Het is niet te verwachten dat dit jaar nog een vrijstelling wordt afgegeven voor het gebruik van V10 ter bescherming tegen Pepinomozaïekvirus in de tomatenteelt, zegt het Ministerie van Economische Zaken.
Begin deze week werd bekend dat de Staatssecretaris het verzoek om een 120-dagen-vrijstelling van V10 van Valto voor de belichte teelt heeft afgewezen. Het Ministerie van Economische Zaken geeft hiervoor als verklaring dat de procedure voor reguliere toelating als gewasbeschermingsmiddel niet ver genoeg is gevorderd om de werkzame stoffen (de virus-isolaten VX1 en VC1) te kunnen beoordelen op de risico’s voor mens, dier en milieu.

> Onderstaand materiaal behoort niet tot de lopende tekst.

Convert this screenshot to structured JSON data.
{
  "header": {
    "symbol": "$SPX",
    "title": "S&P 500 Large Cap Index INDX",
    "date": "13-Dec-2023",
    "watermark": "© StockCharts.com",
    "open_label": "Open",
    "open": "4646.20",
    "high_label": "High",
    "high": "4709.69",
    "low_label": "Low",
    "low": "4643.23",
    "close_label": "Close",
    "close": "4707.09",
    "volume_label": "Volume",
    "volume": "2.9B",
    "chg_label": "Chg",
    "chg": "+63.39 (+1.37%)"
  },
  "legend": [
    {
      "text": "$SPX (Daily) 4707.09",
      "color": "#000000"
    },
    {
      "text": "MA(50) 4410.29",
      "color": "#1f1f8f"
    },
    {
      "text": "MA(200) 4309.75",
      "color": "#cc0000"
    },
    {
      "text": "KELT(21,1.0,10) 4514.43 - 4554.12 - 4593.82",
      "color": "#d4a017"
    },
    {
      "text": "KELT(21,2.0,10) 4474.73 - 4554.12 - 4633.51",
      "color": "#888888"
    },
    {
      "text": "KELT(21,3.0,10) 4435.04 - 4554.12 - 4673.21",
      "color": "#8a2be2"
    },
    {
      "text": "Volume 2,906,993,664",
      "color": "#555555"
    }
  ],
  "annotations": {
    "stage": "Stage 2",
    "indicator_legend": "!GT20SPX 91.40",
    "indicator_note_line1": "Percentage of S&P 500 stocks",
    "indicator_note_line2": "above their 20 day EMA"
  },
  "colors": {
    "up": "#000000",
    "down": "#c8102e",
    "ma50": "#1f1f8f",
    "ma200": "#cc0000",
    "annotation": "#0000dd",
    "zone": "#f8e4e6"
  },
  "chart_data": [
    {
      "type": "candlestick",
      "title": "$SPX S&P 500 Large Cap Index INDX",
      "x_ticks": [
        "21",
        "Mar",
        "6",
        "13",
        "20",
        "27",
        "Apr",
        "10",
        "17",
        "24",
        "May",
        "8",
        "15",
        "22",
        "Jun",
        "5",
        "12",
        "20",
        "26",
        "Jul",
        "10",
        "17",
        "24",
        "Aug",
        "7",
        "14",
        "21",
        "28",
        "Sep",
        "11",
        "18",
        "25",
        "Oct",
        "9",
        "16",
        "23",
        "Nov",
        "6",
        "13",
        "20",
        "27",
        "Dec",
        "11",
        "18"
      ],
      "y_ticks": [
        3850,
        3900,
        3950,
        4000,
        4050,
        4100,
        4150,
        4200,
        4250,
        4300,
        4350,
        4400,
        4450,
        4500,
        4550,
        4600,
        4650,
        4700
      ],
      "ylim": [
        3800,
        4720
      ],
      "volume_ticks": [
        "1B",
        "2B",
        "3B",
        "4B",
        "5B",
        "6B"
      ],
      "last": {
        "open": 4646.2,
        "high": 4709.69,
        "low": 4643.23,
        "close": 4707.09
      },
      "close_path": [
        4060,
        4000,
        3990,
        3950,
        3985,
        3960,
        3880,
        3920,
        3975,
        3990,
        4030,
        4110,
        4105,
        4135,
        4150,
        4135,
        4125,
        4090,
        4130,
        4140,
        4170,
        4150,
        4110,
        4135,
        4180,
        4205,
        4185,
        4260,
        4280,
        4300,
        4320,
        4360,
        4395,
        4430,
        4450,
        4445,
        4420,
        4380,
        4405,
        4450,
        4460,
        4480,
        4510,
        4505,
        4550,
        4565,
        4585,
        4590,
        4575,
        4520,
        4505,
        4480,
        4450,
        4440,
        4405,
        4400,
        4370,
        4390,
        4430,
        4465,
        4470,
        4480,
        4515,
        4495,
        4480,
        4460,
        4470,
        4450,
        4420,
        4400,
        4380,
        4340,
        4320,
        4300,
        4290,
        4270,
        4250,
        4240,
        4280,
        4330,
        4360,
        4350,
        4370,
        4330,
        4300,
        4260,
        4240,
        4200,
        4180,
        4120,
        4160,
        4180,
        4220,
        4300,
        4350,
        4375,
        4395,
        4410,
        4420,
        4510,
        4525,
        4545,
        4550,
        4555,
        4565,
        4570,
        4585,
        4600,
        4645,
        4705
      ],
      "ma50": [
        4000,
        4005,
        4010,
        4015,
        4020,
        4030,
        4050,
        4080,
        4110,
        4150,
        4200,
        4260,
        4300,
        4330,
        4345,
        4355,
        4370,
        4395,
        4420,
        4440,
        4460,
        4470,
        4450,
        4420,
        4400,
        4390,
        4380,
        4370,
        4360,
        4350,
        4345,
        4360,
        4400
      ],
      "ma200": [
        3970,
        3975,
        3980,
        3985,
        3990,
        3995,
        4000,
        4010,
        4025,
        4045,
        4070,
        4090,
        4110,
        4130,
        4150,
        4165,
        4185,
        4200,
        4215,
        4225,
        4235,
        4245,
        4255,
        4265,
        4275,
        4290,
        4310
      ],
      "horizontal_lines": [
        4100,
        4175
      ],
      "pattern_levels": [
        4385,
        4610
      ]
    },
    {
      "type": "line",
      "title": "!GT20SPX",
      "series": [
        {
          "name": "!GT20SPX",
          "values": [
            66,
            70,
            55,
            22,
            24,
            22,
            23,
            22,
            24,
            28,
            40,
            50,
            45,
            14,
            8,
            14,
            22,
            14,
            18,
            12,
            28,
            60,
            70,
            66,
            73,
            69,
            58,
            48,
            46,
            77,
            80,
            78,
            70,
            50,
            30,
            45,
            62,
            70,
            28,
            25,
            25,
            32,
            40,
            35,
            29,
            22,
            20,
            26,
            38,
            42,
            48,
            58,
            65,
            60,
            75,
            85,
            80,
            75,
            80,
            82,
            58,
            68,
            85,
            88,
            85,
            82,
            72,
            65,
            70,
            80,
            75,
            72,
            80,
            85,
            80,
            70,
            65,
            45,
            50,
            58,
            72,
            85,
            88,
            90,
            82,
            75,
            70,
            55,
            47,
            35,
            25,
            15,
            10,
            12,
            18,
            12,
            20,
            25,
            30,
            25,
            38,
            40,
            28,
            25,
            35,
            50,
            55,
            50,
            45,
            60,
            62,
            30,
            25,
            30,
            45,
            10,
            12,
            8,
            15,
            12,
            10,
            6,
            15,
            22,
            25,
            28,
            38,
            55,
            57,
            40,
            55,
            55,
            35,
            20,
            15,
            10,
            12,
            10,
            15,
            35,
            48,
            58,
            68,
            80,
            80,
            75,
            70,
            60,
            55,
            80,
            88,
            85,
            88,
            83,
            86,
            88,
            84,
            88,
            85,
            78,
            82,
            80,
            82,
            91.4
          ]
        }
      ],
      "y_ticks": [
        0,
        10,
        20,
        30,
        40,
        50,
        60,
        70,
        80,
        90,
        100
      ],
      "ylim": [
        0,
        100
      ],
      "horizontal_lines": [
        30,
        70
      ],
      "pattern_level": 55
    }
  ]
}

Daarnaast ontbreekt de landbouwkundige noodzaak voor vrijstelling van V10 omdat PMV-01, de crossprotectiemethode van DCM tegen Pepinomozaïekvirus, wel vrijgesteld kon worden en dus beschikbaar is voor de tomatenteelt.
Om voor een vrijstelling in aanmerking te kunnen komen moet een reguliere toelating als gewasbeschermingsmiddel worden aangevraagd bij de Europese Commissie. Op grond van aangeleverde onderzoeksgegevens worden de werkzame stoffen beoordeeld en stelt de Commissie een Draft Assessment Report (DAR) op. Dit rapport is voor V10 nog niet opgesteld waardoor er nog geen beoordeling op Europees (en dus nationaal) niveau beschikbaar is.
Volgens het Ministerie zal de DAR van V10 ook niet op korte termijn verschijnen zodat een vrijstelling voor de onbelichte teelt ook niet afgegeven kan worden. “Het is niet te verwachten dat V10 bij een nieuwe vrijstellingsaanvraag wordt vrijgesteld”, aldus de woordvoerder voor Land- en Tuinbouw van EZ. De verwachting is dat de aanvraag van PMV-01 voor de onbelichte teelt wel zal worden gehonoreerd.